Every Friday, A.V. Club staffers kick off the weekend by taking a look at the world of gaming, diving in to the ideas that underpin the hobby we love with a bit of Game Theory. We’ll sound off in the space above, and invite you to respond down in the comments, telling us what you’re playing this weekend, and what theories it’s got you kicking around.
I have an unofficial metric I use when thinking about video games; I call it the Bored To Death rule. Its formulation runs something like this: How long can I play a video game without having some outside distraction—a podcast, TV show, some other sort of brain sponge—running, before my thoughts start drifting toward the inevitable certainty of death? That is, how well can a game hijack my brain—typically a premium engine for the production of morbid solipsism—so completely it can’t run down its usual tracks?
I’ve been thinking about death a lot while playing Dragon Age: The Veilguard, the new garbage-collection simulator from BioWare Studios.

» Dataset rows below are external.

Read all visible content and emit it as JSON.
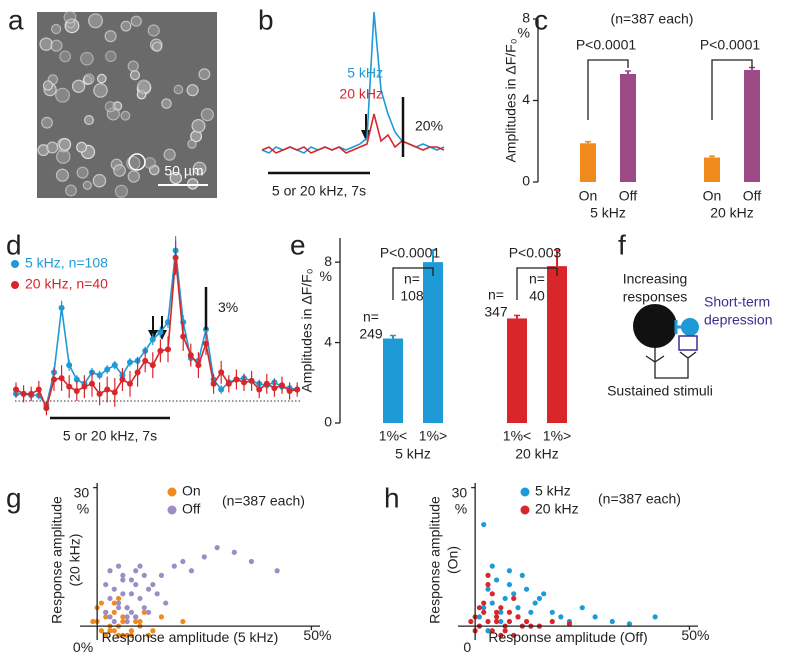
{
  "panel_labels": [
    "a",
    "b",
    "c",
    "d",
    "e",
    "f",
    "g",
    "h"
  ],
  "panel_a": {
    "scale_bar": "50 µm"
  },
  "panel_f": {
    "top_label": [
      "Increasing",
      "responses"
    ],
    "right_label": [
      "Short-term",
      "depression"
    ],
    "bottom_label": "Sustained stimuli"
  },
  "chart_data": [
    {
      "type": "line",
      "series": [
        {
          "name": "5 kHz",
          "color": "#1e9ad6",
          "values": [
            0,
            -1,
            1,
            0,
            1,
            0,
            -1,
            1,
            0,
            1,
            0,
            1,
            0,
            1,
            2,
            4,
            46,
            20,
            12,
            6,
            3,
            2,
            1,
            2,
            1,
            0,
            1
          ]
        },
        {
          "name": "20 kHz",
          "color": "#d8262b",
          "values": [
            0,
            1,
            -1,
            0,
            1,
            0,
            1,
            -1,
            0,
            1,
            0,
            1,
            -1,
            0,
            1,
            2,
            12,
            3,
            5,
            1,
            3,
            2,
            1,
            0,
            1,
            1,
            0
          ]
        }
      ],
      "scale_bar": {
        "value": 20,
        "label": "20%"
      },
      "stimulus": "5 or 20 kHz, 7s"
    },
    {
      "type": "bar",
      "ylabel": "Amplitudes in ΔF/F₀",
      "ylim": [
        0,
        8
      ],
      "yticks": [
        0,
        4,
        8
      ],
      "y_unit": "%",
      "annotation": "(n=387 each)",
      "categories": [
        "On",
        "Off",
        "On",
        "Off"
      ],
      "groups": [
        "5 kHz",
        "20 kHz"
      ],
      "values": [
        1.9,
        5.3,
        1.2,
        5.5
      ],
      "errors": [
        0.08,
        0.15,
        0.07,
        0.12
      ],
      "colors": [
        "#f08a1c",
        "#9b4a86",
        "#f08a1c",
        "#9b4a86"
      ],
      "p_values": [
        "P<0.0001",
        "P<0.0001"
      ]
    },
    {
      "type": "line_errorbar",
      "series": [
        {
          "name": "5 kHz, n=108",
          "color": "#1e9ad6",
          "values": [
            0.5,
            0.5,
            0.4,
            0.4,
            -0.3,
            2,
            6.5,
            2.5,
            1.5,
            1.2,
            2,
            1.8,
            2.2,
            2.5,
            1.8,
            2.7,
            2.8,
            3.5,
            4.3,
            4.8,
            5.5,
            10.5,
            5.5,
            3,
            2.8,
            5,
            1.5,
            0.8,
            1.3,
            1.5,
            1.6,
            1.4,
            1.2,
            1.1,
            1.3,
            1.0,
            0.9,
            0.8
          ],
          "errors": [
            0.3,
            0.3,
            0.3,
            0.3,
            0.3,
            0.4,
            0.5,
            0.4,
            0.3,
            0.3,
            0.3,
            0.3,
            0.3,
            0.3,
            0.3,
            0.3,
            0.3,
            0.3,
            0.4,
            0.4,
            0.4,
            1.0,
            0.5,
            0.4,
            0.3,
            0.4,
            0.3,
            0.3,
            0.3,
            0.3,
            0.3,
            0.3,
            0.3,
            0.3,
            0.3,
            0.3,
            0.3,
            0.3
          ]
        },
        {
          "name": "20 kHz, n=40",
          "color": "#d8262b",
          "values": [
            0.8,
            0.5,
            0.5,
            0.8,
            -0.5,
            1.5,
            1.6,
            1,
            0.7,
            1,
            1.2,
            0.5,
            0.8,
            0.6,
            1.5,
            1.2,
            2,
            2.8,
            2.5,
            3.5,
            3.6,
            10,
            4.5,
            3.2,
            2.5,
            4,
            1.2,
            2,
            1.2,
            1.5,
            1.3,
            1.4,
            0.8,
            1.2,
            0.9,
            1.1,
            0.7,
            0.8
          ],
          "errors": [
            0.5,
            0.6,
            0.5,
            0.6,
            0.5,
            0.8,
            0.9,
            0.8,
            0.7,
            0.8,
            0.9,
            0.8,
            0.9,
            1.0,
            0.8,
            0.9,
            1.0,
            0.8,
            0.9,
            0.8,
            0.9,
            1.2,
            1.0,
            0.8,
            0.9,
            0.8,
            0.7,
            0.8,
            0.6,
            0.7,
            0.6,
            0.7,
            0.6,
            0.7,
            0.6,
            0.6,
            0.6,
            0.5
          ]
        }
      ],
      "scale_bar": {
        "value": 3,
        "label": "3%"
      },
      "stimulus": "5 or 20 kHz, 7s"
    },
    {
      "type": "bar",
      "ylabel": "Amplitudes in ΔF/F₀",
      "ylim": [
        0,
        9.2
      ],
      "yticks": [
        0,
        4,
        8
      ],
      "y_unit": "%",
      "categories": [
        "1%<",
        "1%>",
        "1%<",
        "1%>"
      ],
      "groups": [
        "5 kHz",
        "20 kHz"
      ],
      "values": [
        4.2,
        8.0,
        5.2,
        7.8
      ],
      "errors": [
        0.15,
        0.6,
        0.15,
        0.8
      ],
      "colors": [
        "#1e9ad6",
        "#1e9ad6",
        "#d8262b",
        "#d8262b"
      ],
      "n_labels": [
        [
          "n=",
          "249"
        ],
        [
          "n=",
          "108"
        ],
        [
          "n=",
          "347"
        ],
        [
          "n=",
          "40"
        ]
      ],
      "p_values": [
        "P<0.0001",
        "P<0.003"
      ]
    },
    {
      "type": "scatter",
      "xlabel": "Response amplitude (5 kHz)",
      "ylabel": [
        "Response amplitude",
        "(20 kHz)"
      ],
      "xlim": [
        -4,
        52
      ],
      "ylim": [
        -3,
        31
      ],
      "xticks": [
        {
          "value": 0,
          "label": "0%"
        },
        {
          "value": 50,
          "label": "50%"
        }
      ],
      "yticks": [
        30
      ],
      "y_unit": "%",
      "annotation": "(n=387 each)",
      "series": [
        {
          "name": "On",
          "color": "#f08a1c",
          "x": [
            0,
            1,
            2,
            3,
            4,
            5,
            6,
            7,
            8,
            9,
            10,
            11,
            12,
            1,
            3,
            5,
            7,
            9,
            2,
            4,
            6,
            8,
            -1,
            0,
            2,
            5,
            10,
            13,
            15,
            20,
            4,
            6
          ],
          "values": [
            1,
            -1,
            2,
            0,
            3,
            -2,
            1,
            4,
            -1,
            2,
            0,
            3,
            -2,
            5,
            -1,
            6,
            -2,
            1,
            3,
            -1,
            2,
            -2,
            1,
            4,
            -2,
            0,
            1,
            -1,
            2,
            1,
            5,
            -2
          ]
        },
        {
          "name": "Off",
          "color": "#9b8ec4",
          "x": [
            2,
            3,
            4,
            5,
            6,
            7,
            8,
            9,
            10,
            11,
            12,
            3,
            5,
            7,
            9,
            4,
            6,
            8,
            2,
            3,
            5,
            6,
            8,
            10,
            13,
            15,
            18,
            20,
            22,
            25,
            28,
            32,
            36,
            42,
            14,
            16,
            12,
            9,
            7,
            11
          ],
          "values": [
            3,
            6,
            8,
            5,
            10,
            4,
            7,
            9,
            6,
            11,
            8,
            12,
            13,
            2,
            12,
            1,
            7,
            3,
            9,
            2,
            4,
            11,
            10,
            13,
            9,
            11,
            13,
            14,
            12,
            15,
            17,
            16,
            14,
            12,
            7,
            5,
            3,
            2,
            1,
            4
          ]
        }
      ]
    },
    {
      "type": "scatter",
      "xlabel": "Response amplitude (Off)",
      "ylabel": [
        "Response amplitude",
        "(On)"
      ],
      "xlim": [
        -4,
        52
      ],
      "ylim": [
        -3,
        31
      ],
      "xticks": [
        0,
        {
          "value": 50,
          "label": "50%"
        }
      ],
      "yticks": [
        30
      ],
      "y_unit": "%",
      "annotation": "(n=387 each)",
      "series": [
        {
          "name": "5 kHz",
          "color": "#1e9ad6",
          "x": [
            1,
            2,
            3,
            4,
            5,
            6,
            7,
            8,
            9,
            10,
            12,
            14,
            16,
            18,
            20,
            22,
            25,
            28,
            32,
            36,
            42,
            2,
            4,
            6,
            8,
            10,
            15,
            3,
            11,
            13
          ],
          "values": [
            2,
            4,
            8,
            5,
            10,
            3,
            6,
            9,
            7,
            4,
            8,
            5,
            7,
            3,
            2,
            1,
            4,
            2,
            1,
            0.5,
            2,
            22,
            13,
            1,
            12,
            2,
            6,
            -1,
            11,
            3
          ]
        },
        {
          "name": "20 kHz",
          "color": "#d8262b",
          "x": [
            -1,
            0,
            1,
            2,
            3,
            4,
            5,
            6,
            7,
            8,
            9,
            10,
            11,
            12,
            13,
            2,
            4,
            6,
            8,
            3,
            5,
            7,
            1,
            9,
            15,
            18,
            22,
            3,
            0,
            5
          ],
          "values": [
            1,
            2,
            0,
            3,
            1,
            -1,
            2,
            4,
            0,
            1,
            -2,
            2,
            0,
            1,
            0,
            5,
            7,
            -2,
            3,
            9,
            1,
            -1,
            4,
            6,
            0,
            1,
            0.5,
            11,
            -1,
            3
          ]
        }
      ]
    }
  ]
}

Veilguard‘s creators would probably balk at that sanitation-minded descriptor, but if they were being honest, they might admit its accuracy: If I’m breaking down my time with Veilguard—which has run to about 12 hours since the game’s release—I’ve probably spent about a quarter of that time engaging with its fairly fun (but light) take on action-RPG combat, and another quarter trapped in conversations that seem to have very little ability to steer the game’s low-stakes apocalyptic plot. The rest has been spent running around the very pretty landscape, working through “puzzles” often so complex that a clever kindergartner might break a sweat while solving them, and hoovering up the massive amounts of trash that the people of Thedas are apparently obsessed with leaving in little boxes scattered across their world. (I remain hopeful that the game will eventually take me to whatever leviathan industrial facility actually generates the thousands of containers the game fills every nook and cranny with—although the fact that these shiny lootboxes sometimes literally pop out of corpses suggests they might, in fact, be birthed.)

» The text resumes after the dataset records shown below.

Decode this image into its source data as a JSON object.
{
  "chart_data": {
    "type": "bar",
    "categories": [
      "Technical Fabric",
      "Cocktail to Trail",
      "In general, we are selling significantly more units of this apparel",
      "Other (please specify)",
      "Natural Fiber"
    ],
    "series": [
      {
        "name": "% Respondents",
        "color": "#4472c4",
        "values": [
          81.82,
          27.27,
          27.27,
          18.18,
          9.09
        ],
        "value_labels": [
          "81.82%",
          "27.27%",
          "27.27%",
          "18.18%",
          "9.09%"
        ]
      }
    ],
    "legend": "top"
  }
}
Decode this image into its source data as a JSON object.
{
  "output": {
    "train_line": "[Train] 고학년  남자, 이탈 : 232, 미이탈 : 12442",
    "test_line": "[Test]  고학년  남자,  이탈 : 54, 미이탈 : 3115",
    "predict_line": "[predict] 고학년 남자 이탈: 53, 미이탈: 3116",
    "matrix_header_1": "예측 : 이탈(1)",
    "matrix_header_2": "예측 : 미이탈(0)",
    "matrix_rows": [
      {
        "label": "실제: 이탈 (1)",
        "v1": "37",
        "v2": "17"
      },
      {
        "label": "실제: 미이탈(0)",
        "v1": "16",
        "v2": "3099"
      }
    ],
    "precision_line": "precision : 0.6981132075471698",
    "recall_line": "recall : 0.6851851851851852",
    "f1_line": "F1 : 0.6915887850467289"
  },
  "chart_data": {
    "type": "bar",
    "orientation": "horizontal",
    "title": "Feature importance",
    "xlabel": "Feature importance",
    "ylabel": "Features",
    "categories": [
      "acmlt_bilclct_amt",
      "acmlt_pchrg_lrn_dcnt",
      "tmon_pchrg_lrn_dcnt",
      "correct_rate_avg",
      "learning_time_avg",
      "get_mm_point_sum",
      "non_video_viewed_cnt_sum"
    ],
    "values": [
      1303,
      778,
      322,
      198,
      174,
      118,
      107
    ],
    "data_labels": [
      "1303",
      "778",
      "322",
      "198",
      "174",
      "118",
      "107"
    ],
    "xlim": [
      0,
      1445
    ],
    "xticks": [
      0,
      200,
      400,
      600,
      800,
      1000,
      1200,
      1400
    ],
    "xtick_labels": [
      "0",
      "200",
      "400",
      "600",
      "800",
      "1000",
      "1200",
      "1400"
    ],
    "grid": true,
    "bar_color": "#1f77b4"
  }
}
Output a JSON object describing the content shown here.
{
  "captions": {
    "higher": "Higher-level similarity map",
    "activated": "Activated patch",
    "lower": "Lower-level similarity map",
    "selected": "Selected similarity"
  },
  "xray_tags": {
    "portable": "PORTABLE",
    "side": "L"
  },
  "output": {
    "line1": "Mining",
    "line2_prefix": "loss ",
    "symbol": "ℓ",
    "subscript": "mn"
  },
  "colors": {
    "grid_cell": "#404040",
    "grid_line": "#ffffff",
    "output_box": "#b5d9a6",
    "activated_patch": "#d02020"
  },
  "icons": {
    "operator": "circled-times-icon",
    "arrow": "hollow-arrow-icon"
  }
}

I focus on these waste-management elements not just because they’re tedious, and omnipresent, but because they speak to Veilguard‘s overall design sensibility, which frequently feels like it was crafted by hooking a bunch of testers up to eyeball monitors and EKG meters, then adjusting the game every time their attention flagged—or their emotional reactions dipped—for even a fraction of a second. Veilguard is so worried players will get bored or have a bad time that every inch of the world must be filled with some tiny *ding* to make the dopamine receptors fire; the result is a world where reward itself becomes blunted down to nothingness. (Hooray, I think, another 5 pieces of hardwood! 20 more, and I can craft an upgrade that lets me improve my sword’s attack damage by 5! And then 5 more! And 5 more, soaring into infinity!)

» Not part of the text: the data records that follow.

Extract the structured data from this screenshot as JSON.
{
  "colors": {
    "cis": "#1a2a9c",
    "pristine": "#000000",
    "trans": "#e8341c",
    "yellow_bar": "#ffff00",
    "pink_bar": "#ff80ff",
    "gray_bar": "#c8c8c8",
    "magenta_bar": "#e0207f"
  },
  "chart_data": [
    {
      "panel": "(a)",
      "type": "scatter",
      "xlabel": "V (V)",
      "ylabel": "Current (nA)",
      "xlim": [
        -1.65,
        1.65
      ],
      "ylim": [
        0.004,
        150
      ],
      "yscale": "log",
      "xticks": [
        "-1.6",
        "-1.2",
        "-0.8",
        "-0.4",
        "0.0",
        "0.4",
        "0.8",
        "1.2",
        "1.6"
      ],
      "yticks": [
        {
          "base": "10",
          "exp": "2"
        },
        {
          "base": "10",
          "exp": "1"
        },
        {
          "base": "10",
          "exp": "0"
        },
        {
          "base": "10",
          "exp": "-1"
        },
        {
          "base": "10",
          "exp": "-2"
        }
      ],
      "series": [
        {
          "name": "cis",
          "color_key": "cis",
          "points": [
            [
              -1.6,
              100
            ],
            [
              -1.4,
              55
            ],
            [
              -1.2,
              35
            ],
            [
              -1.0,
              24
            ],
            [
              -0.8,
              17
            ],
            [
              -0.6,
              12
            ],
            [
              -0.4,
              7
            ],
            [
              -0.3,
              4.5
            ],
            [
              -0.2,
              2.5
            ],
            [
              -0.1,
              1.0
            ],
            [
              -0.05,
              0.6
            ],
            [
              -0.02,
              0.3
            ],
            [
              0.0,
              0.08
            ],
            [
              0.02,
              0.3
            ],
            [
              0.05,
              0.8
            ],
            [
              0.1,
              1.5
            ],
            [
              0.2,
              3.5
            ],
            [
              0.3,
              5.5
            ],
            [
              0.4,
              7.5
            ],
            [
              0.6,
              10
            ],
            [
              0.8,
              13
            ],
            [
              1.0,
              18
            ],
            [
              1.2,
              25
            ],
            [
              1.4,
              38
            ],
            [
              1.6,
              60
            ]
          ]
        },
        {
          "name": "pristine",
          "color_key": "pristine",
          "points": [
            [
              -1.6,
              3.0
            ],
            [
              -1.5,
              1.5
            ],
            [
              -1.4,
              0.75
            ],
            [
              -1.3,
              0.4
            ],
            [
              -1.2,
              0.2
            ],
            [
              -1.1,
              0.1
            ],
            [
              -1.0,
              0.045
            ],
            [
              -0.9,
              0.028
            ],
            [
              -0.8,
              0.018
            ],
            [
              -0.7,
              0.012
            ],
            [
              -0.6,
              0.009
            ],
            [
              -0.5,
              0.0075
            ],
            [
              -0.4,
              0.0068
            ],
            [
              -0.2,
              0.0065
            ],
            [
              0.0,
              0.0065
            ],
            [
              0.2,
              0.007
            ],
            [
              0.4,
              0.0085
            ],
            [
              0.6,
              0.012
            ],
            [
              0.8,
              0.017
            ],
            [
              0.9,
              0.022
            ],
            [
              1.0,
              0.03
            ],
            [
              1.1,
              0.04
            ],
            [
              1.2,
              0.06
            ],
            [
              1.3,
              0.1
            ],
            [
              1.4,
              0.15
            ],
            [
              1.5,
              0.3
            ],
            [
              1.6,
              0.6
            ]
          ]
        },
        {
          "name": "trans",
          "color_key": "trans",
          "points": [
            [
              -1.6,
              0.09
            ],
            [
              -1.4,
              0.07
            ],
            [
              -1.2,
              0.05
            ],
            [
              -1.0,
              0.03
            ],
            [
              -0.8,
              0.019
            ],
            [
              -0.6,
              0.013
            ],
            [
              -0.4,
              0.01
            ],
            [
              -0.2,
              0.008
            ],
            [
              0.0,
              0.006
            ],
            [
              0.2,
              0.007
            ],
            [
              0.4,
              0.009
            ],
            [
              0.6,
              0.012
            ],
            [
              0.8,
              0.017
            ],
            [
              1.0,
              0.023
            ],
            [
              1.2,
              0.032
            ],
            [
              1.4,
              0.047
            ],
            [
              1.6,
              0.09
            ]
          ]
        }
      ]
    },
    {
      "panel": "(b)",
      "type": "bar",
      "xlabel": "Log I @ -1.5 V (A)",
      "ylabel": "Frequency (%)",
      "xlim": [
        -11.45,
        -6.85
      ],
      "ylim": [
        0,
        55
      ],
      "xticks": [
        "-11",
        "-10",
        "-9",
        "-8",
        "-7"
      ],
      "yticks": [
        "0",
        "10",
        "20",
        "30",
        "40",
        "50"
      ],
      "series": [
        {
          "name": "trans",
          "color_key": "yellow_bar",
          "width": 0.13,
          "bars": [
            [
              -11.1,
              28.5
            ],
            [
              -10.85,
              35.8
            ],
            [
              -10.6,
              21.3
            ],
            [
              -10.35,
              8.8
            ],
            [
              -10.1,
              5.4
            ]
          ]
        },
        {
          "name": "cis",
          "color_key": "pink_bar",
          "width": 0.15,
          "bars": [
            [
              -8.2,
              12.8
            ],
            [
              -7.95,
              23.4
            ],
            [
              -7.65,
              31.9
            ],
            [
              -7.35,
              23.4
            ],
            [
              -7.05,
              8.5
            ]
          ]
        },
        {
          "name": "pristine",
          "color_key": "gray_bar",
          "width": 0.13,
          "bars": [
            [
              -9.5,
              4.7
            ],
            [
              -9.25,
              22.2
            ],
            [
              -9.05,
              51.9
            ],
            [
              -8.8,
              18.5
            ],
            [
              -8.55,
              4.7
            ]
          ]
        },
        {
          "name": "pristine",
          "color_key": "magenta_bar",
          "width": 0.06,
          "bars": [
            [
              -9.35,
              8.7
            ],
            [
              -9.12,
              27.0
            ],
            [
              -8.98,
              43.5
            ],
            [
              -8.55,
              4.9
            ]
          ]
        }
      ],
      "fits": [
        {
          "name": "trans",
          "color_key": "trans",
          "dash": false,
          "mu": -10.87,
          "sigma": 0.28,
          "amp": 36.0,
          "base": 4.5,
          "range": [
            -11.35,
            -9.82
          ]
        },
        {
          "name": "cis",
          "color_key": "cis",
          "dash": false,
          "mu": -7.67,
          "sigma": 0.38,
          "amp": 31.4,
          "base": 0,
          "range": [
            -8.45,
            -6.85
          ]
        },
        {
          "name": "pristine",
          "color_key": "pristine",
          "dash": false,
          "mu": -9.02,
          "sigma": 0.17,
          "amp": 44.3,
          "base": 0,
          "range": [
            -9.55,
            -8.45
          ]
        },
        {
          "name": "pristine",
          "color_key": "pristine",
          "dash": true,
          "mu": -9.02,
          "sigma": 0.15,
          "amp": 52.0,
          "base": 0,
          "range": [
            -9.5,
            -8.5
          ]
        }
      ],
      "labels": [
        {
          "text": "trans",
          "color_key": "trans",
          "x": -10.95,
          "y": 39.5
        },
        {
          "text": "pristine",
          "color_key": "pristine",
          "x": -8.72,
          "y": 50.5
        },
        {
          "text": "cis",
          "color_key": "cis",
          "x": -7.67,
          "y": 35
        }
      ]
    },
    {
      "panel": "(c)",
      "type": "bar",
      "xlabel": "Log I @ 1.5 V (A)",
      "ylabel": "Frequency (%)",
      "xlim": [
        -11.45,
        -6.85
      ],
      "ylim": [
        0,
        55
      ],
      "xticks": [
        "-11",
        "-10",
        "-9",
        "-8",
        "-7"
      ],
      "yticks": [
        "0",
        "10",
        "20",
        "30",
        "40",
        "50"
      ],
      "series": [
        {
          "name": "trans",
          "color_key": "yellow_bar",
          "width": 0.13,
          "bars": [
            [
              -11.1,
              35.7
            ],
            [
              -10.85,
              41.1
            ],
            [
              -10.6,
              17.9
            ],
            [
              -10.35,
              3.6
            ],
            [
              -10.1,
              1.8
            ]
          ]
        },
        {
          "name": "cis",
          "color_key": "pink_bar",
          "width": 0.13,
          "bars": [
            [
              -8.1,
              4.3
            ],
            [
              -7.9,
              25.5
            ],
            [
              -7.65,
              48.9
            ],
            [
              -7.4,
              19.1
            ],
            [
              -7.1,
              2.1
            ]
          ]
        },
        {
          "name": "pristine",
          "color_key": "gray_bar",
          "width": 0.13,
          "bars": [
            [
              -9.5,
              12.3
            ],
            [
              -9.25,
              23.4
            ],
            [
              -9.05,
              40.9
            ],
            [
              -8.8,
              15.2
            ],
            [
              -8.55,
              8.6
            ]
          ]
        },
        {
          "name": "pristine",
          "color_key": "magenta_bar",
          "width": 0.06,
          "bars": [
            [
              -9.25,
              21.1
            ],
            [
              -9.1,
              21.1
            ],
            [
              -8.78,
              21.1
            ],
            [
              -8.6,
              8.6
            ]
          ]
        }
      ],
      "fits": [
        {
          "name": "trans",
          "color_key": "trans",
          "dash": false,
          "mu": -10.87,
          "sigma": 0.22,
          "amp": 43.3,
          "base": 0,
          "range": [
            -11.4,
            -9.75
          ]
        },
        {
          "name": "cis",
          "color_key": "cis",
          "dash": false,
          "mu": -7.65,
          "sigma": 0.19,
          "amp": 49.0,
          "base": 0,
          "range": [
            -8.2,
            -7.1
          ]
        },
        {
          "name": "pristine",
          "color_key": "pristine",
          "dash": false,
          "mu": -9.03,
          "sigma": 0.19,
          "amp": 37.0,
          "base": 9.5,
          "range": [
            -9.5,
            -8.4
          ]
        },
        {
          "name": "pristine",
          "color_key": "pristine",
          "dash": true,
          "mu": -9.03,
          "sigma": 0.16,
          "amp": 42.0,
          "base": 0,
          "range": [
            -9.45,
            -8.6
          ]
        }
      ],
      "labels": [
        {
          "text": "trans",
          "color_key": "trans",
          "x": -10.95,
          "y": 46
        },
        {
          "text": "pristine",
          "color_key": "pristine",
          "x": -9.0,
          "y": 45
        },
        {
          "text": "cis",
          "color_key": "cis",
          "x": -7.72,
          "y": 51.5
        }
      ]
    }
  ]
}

Meanwhile, over in its writing, the game similarly indulges in a pathological fear of bad feelings, going out of its way to blunt the consequences of even the rare decision points it deigns to put in players’ hands. I can’t count the number of conversations I’ve had with the game’s blandly appealing supporting cast where I’ve deliberately tried to make my main character, Rook, as unpleasant as possible, only to be told that everyone “approves” of his blunt, whiny indifference to their petty little issues. For a franchise, and a developer, that used to delight in making you feel the hits from making hard choices—that used to let you piss party members off so much they’d draw steel on you in the middle of a quest because you’d violated some firmly held value—it’s a profoundly disappointing de-evolution of personal stakes. Worse, it’s a sabotaging of whatever character these virtual people might have had: BioWare has always struggled to create party members that weren’t just adulation machines, doling out praise, banter, and sex in exchange for pulling their very simple levers; Veilguard feels like someone looked at the studio’s typical NPC design and said, “Whoa, too many levers.”
Ultimately, Veilguard—which can be fun enough in its own way, provided you’ve got some outside distraction running to keep its time-wasting elements/The Thoughts at bay—feels small, and cowardly, even by the standards of BioWare’s ongoing slide toward more safe design since the days when the studio got flamed to a crisp for the boldly weird Dragon Age 2. (Many of the things we’re complaining about here got a pretty good trial run in the endlessly compromising Dragon Age: Inquisition, and have presumably only been amplified by the total failure of the studio’s last stab at an original IP, Anthem.) Given that this series started as an effort to make a more modern, console-friendly version of computer RPG classic Baldur’s Gate, it feels almost system-shocking to play Veilguard the year after the release of Larian’s Baldur’s Gate 3; to go from a game so committed to player choice that it frequently lets you blow its whole world up with a single careless decision, to one that will gently footnote every time you slightly hurt someone’s feelings (but not too bad), is the gaming equivalent of catching a case of the bends. Veilguard desperately, obsessively wants to make you feel like you matter, like your character is the world’s most special person, even as Rook spends half the game functioning as a fantastical garbage truck for shinies. It wants you to matter so much it makes everything in its world—once one of gaming’s most interesting fantasy landscapes—feel like it doesn’t. No wonder I spend half my time with it contemplating the great beyond; at least it’s more interesting than this.